Open source application vulnerabilities are a hot topic in the modern information security discourse—mainly because of incidents like Heartbleed. Heartbleed was an interesting case not because it was an OpenSSL vulnerability—but because of the unsuspected prominence of OpenSSL among the enterprise. OpenSSL actually has a history of vulnerabilities—dating as far back as 2003 when it was discovered that OpenSSL didn’t automatically enable RSA Blinding.
In an article posted on SecurityWeek July 23rd sites a report published by Sonatype, it is reported that, “One in ten of the roughly 3,300 software developers, architects and application security pros who took part in the survey admitted that an open source component was, or it was suspected of being, the cause of a breach within the last year.”

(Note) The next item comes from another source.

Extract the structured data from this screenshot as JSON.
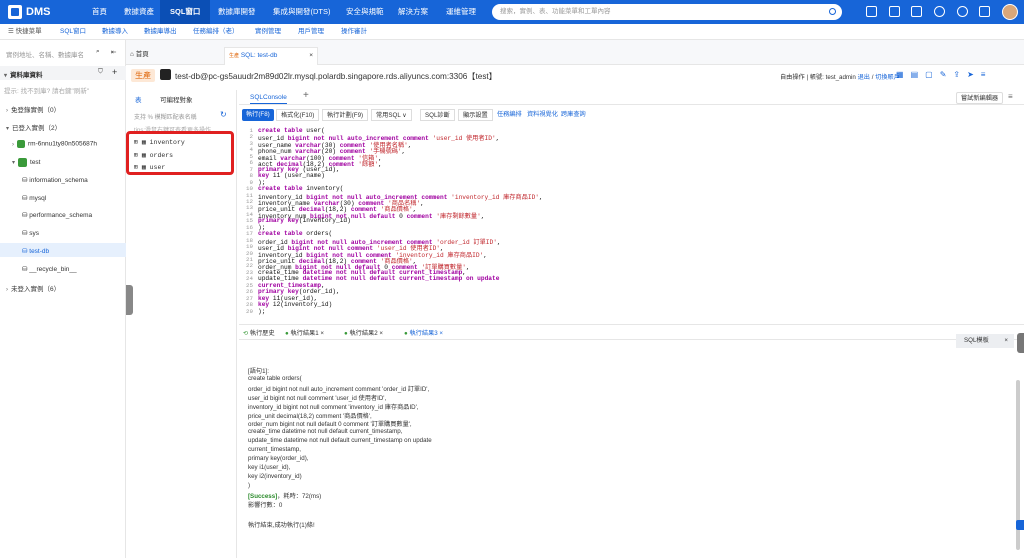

Furthermore, they contend that 43% of organizations don’t have an open source policy. Of the 67% who do have an open source policy—38% admit their open source policy doesn’t include security. The article points out findings from 2014 Verizon Breach Report identifying applications as the leading attack vector in breaches.
Compounding the issue—as the SecurityWeek article points out, “most developers don’t track component vulnerabilities over time.” Apparently only 40% of the survey respondents believe that the development department is responsible for tracking and resolving newly discovered vulnerabilities in existing production applications. Only 18% believe it’s the responsibility of the application security department—another 18% believe it falls under IT Operations.
This grey area of control and responsibility provides perfect cover for cyber criminals searching for ways to infect websites and mobile applications. The staggering increase in breaches point to the need for improved security in this area—which is a significant challenge leveraging standard controls designed to prevent malware from getting in.
That is why RiskIQ technology is designed to take an outside looking in approach to threat detection. Leveraging RiskIQ allows security teams to visualize their public facing threat landscape. They can understand how their assets inter-connect and determine which assets can cause the most harm if exploited. Because of this, internal investigators will know where to start looking if signs of breach are detected.